Calogero è un ragazzo affetto da una patologia rara ma con una grande voglia di godersi la vita. Appena ha appreso dalla televisione che Papa Francesco aveva indetto il Giubileo per l’anno 2025, nei suoi occhi si è accesa una luce e ha espresso a noi il desiderio di andare a Roma, che noi, da genitori, abbiamo subito condiviso. Casualmente, un giorno si è aperta una porta: sui social vediamo un annuncio dell’Ufficio catechistico diocesano nel quale il gruppo “Fede e luce” organizzava un pellegrinaggio di tre giorni proprio a Roma. Una gioia immensa e negli occhi di Calogero si è letta subito la felicità di poter esaudire il proprio desidero. Abbiamo subito colto al volo l’occasione e abbiamo aderito. Oggi raccontare quell’esperienza è sempre un’emozione indescrivibile.

È stata un’esperienza davvero fantastica, vissuta insieme al gruppo di fedeli di tutte le fasce di età, paesani e non, dove l’essere gruppo, l’essere famiglia, la preghiera e, soprattutto, le emozioni, sono stati gli elementi dominanti. L’andare in processione portando la Croce per varcare la Porta santa della Basilica di San Pietro, ha davvero lasciato dei momenti incancellabili nella nostra vita e, soprattutto, in nostro figlio Calogero. La visita alla tomba di Papa Francesco è stata particolarmente emozionante e commovente: Calogero si è inginocchiato e si è messo in preghiera per il Pontefice scomparso.

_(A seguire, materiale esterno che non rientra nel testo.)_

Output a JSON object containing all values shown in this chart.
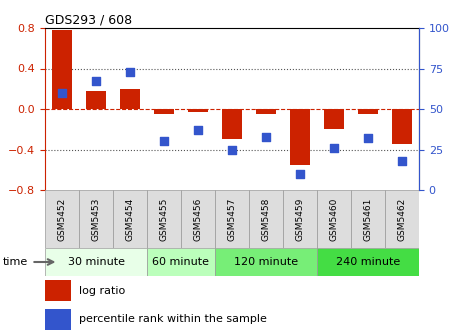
{
  "title": "GDS293 / 608",
  "samples": [
    "GSM5452",
    "GSM5453",
    "GSM5454",
    "GSM5455",
    "GSM5456",
    "GSM5457",
    "GSM5458",
    "GSM5459",
    "GSM5460",
    "GSM5461",
    "GSM5462"
  ],
  "log_ratio": [
    0.78,
    0.18,
    0.2,
    -0.05,
    -0.03,
    -0.3,
    -0.05,
    -0.55,
    -0.2,
    -0.05,
    -0.35
  ],
  "percentile": [
    60,
    67,
    73,
    30,
    37,
    25,
    33,
    10,
    26,
    32,
    18
  ],
  "bar_color": "#cc2200",
  "dot_color": "#3355cc",
  "ylim_left": [
    -0.8,
    0.8
  ],
  "ylim_right": [
    0,
    100
  ],
  "yticks_left": [
    -0.8,
    -0.4,
    0.0,
    0.4,
    0.8
  ],
  "yticks_right": [
    0,
    25,
    50,
    75,
    100
  ],
  "zero_line_color": "#cc2200",
  "grid_color": "#555555",
  "groups": [
    {
      "label": "30 minute",
      "start": 0,
      "end": 3,
      "color": "#e8ffe8"
    },
    {
      "label": "60 minute",
      "start": 3,
      "end": 5,
      "color": "#bbffbb"
    },
    {
      "label": "120 minute",
      "start": 5,
      "end": 8,
      "color": "#77ee77"
    },
    {
      "label": "240 minute",
      "start": 8,
      "end": 11,
      "color": "#44dd44"
    }
  ],
  "sample_box_color": "#dddddd",
  "time_label": "time",
  "legend_log_ratio": "log ratio",
  "legend_percentile": "percentile rank within the sample",
  "plot_bg": "#ffffff"
}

Un altro momento particolare vissuto durante il pellegrinaggio è stato l’incontro internazionale con i gruppi del mondo di “Fede e Luce”. Durante quest’occasione Calogero, nella pausa pranzo, ha conquistato la simpatia di tutti, dimostrandosi un campione di socializzazione.
Quest’incontro ha rappresentato il coronamento e la giusta chiusura di questo pellegrinaggio, di questo sogno che per una fatalità divina è potuto diventare realtà. Siamo stati in 50 a vivere questa esperienza meravigliosa a Roma, operatori, genitori, don Nicola Patti, fra Michele Barone, Alberto Alagna, responsabile regionale di “Fede e Luce”, Vito Scalisi, sindaco di Salemi. L’intera Diocesi era rappresentata: i partecipanti provenivano da Salemi, Campobello di Mazara, Mazara del Vallo, Castelvetrano e Sciacca.